Women can be more adversely affected by climate change – which is why the EBRD is sponsoring their category. © Simon de Trey-White / WWF-UK

What’s your film category, and why did you choose it?

Our category this year is ‘Women and Climate Change’ – we wanted to highlight that women are disproportionately affected by climate change in many of the countries where we invest, including the southern and eastern Mediterranean, central Asia and eastern Europe.

Women are very often responsible for making sure the family is cared for – and the extra time they spend seeking water or food is time they’re not spending in school, in job training, in paid work, or even enjoying leisure activities. Women may even miss meals for the sake of their children, and suffer more climate-related health problems than men.

But women can also be part of the solution to climate change, and that’s one of the themes we’re looking for in the proposed films.

What stood out about your two winning scripts, and how do you think/hope they’ll work as films?
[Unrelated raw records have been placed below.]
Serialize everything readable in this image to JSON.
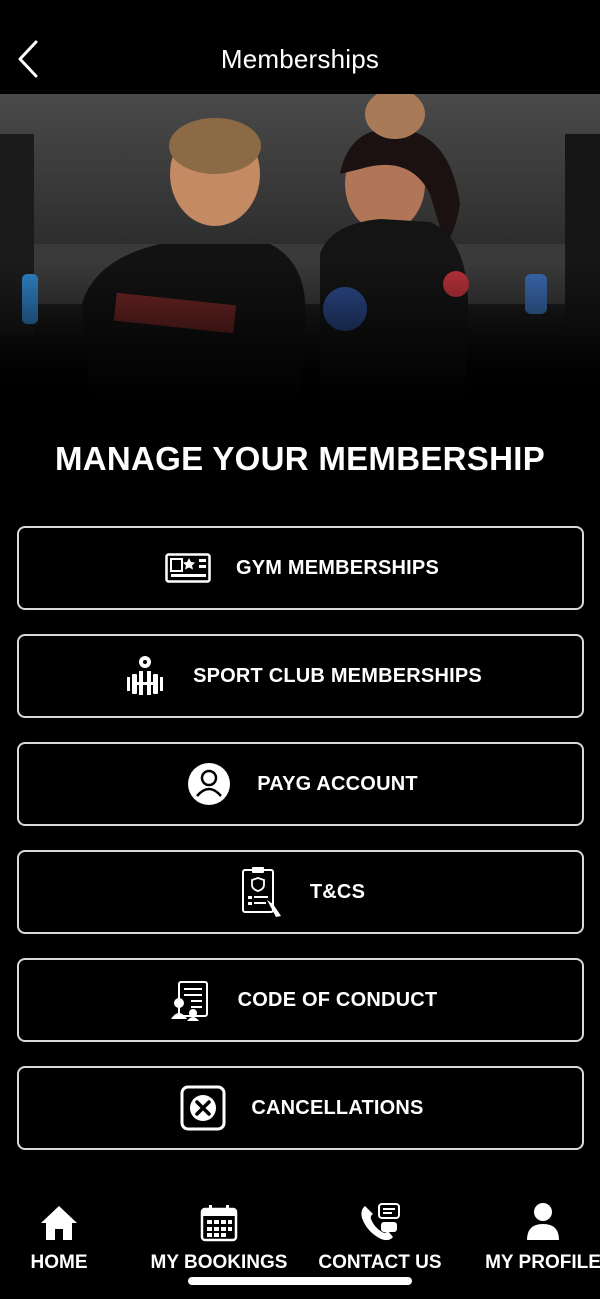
{
  "header": {
    "title": "Memberships",
    "back_icon": "chevron-left-icon"
  },
  "hero": {
    "description": ""
  },
  "main": {
    "heading": "MANAGE YOUR MEMBERSHIP",
    "items": [
      {
        "label": "GYM MEMBERSHIPS",
        "icon": "membership-card-icon"
      },
      {
        "label": "SPORT CLUB MEMBERSHIPS",
        "icon": "weightlifter-icon"
      },
      {
        "label": "PAYG ACCOUNT",
        "icon": "user-circle-icon"
      },
      {
        "label": "T&CS",
        "icon": "clipboard-document-icon"
      },
      {
        "label": "CODE OF CONDUCT",
        "icon": "conduct-document-icon"
      },
      {
        "label": "CANCELLATIONS",
        "icon": "cancel-x-icon"
      }
    ]
  },
  "tabbar": {
    "tabs": [
      {
        "label": "HOME",
        "icon": "home-icon"
      },
      {
        "label": "MY BOOKINGS",
        "icon": "calendar-icon"
      },
      {
        "label": "CONTACT US",
        "icon": "phone-chat-icon"
      },
      {
        "label": "MY PROFILE",
        "icon": "profile-icon"
      }
    ]
  },
  "colors": {
    "background": "#000000",
    "text": "#ffffff",
    "border": "#d9d9d9"
  }
}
What we like about the ‘Climate Heroine’ script is that it’s all about the empowerment of women. It’s a collective call for action, for all women to come together and work together for change in the global approach to climate change.

The other script is a literal ‘Masterpiece’, which creatively plays with the concept of ‘mother nature’ and the influence of different generations of women on their environment.

Two very different proposals and we look forward to seeing them realised in moving pictures!

Jens Ambsdorf, Lighthouse Foundation

Why does your organisation support TVE’s biomovies?

We support the TVE contest because we see that although many people have a positive emotional relation to the sea, and many are aware that the marine environment is under big threat caused by human activities, not many see that they can do something about it.

Lighthouse and lightningThe Lighthouse Foundation want sustainable development and protection for the oceans. © Frank Parhizgar / WWF-Canada

What’s your film category, and why did you choose it?

We chose the ‘Oceans’ category, because obviously the Lighthouse Foundation is the Foundation for the Seas and Oceans and our concern is sustainable development in relation to our ocean environment.

What stood out about your two winning scripts, and how do you hope they’ll work as films?

This competition is a new and creative first step for engagement. And the winning scripts are exactly that, fresh and creative. So we simply want to see them because we believe they have the potential to reach out to many other people.